A variety of fungal species have been demonstrated to form biofilms in vivo and in vitro. Candida spp are among the most common causative agents of yeast biofilm infections; however, Cryptococcus , Pneumocystis , Aspergillus , Coccidioides , and other fungal species have been implicated as well. Among the pathogenic fungi, Candida albicans is most frequently associated with biofilm formation, especially with infection of indwelling medical devices. Chandra and colleagues demonstrated that C albicans isolates in the form of biofilm exhibited increased resistance to amphotericin B, nystatin, chlorhexidine, and fluconazole when compared with planktonic cultures. Characterization of fungal biofilms is difficult, but studies have demonstrated that fungal biofilms, like bacterial biofilms, have defined developmental phases. The main phases of biofilm development are adhesion, filamentation, and hyphal and yeast proliferation with maturation and production of the extracellular matrix. In one study, it was demonstrated that Candida spp were able to form biofilms by directly attaching to bacteria that have already colonized a surface. The extracellular matrix consists primarily of proteins, chitins, DNA, and carbohydrates. It covers the biofilm and is through to act as a protective barrier by preventing host immune factors, antifungals, and by impeding physical disruption of the underlying cells.
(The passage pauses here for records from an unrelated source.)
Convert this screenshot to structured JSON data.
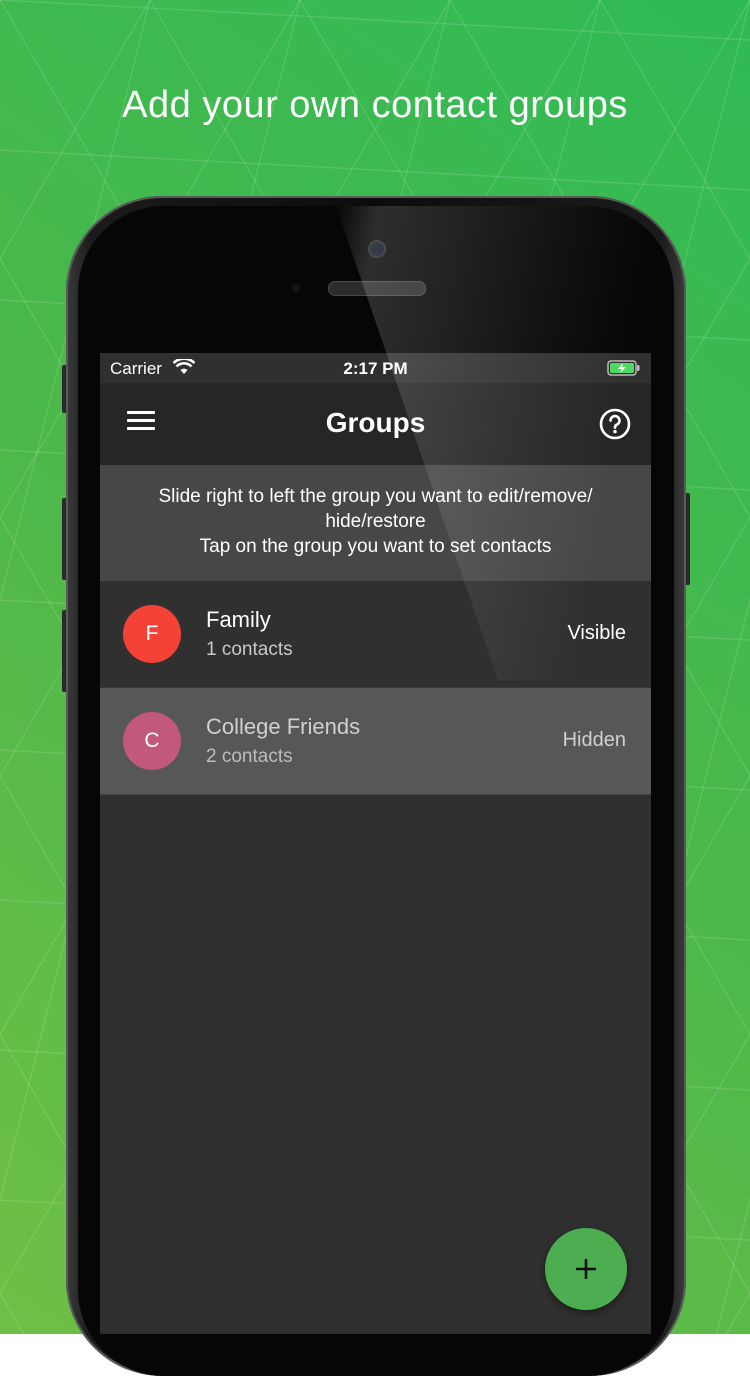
{
  "headline": "Add your own contact groups",
  "status_bar": {
    "carrier": "Carrier",
    "time": "2:17 PM",
    "wifi_icon": "wifi-icon",
    "battery_icon": "battery-charging-icon"
  },
  "app_bar": {
    "title": "Groups",
    "menu_icon": "hamburger-menu-icon",
    "help_icon": "help-circle-icon"
  },
  "hint": {
    "line1": "Slide right to left the group you want to edit/remove/",
    "line2": "hide/restore",
    "line3": "Tap on the group you want to set contacts"
  },
  "groups": [
    {
      "initial": "F",
      "name": "Family",
      "count": "1 contacts",
      "status": "Visible",
      "color": "#f44336"
    },
    {
      "initial": "C",
      "name": "College Friends",
      "count": "2 contacts",
      "status": "Hidden",
      "color": "#c2597c"
    }
  ],
  "fab": {
    "icon": "plus-icon",
    "color": "#4cae50"
  },
  "colors": {
    "background_start": "#6fbf45",
    "background_end": "#2fba55",
    "screen": "#303030",
    "app_bar": "#262626",
    "hint_panel": "#474747"
  }
}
Fungal elements have been demonstrated within sinus mucosal biofilms in patients with CRS. The investigators theorized that fungi may contribute to the chronic inflammation or fungi and bacteria may interact in a symbiotic way to increase resistance to host defenses and treatment. Foreman and colleagues also identified mixed bacterial-fungal biofilms from intraoperative specimens in patients with CRS. In their study, 9 of 11 (82%) patients had mixed bacterial-fungal biofilms with either S aureus or H influenzae , whereas the remaining patients had only fungal biofilms. Further research is needed to determine what effects the presence of fungal biofilms has on sinus mucosa and in the pathophysiology of CRS.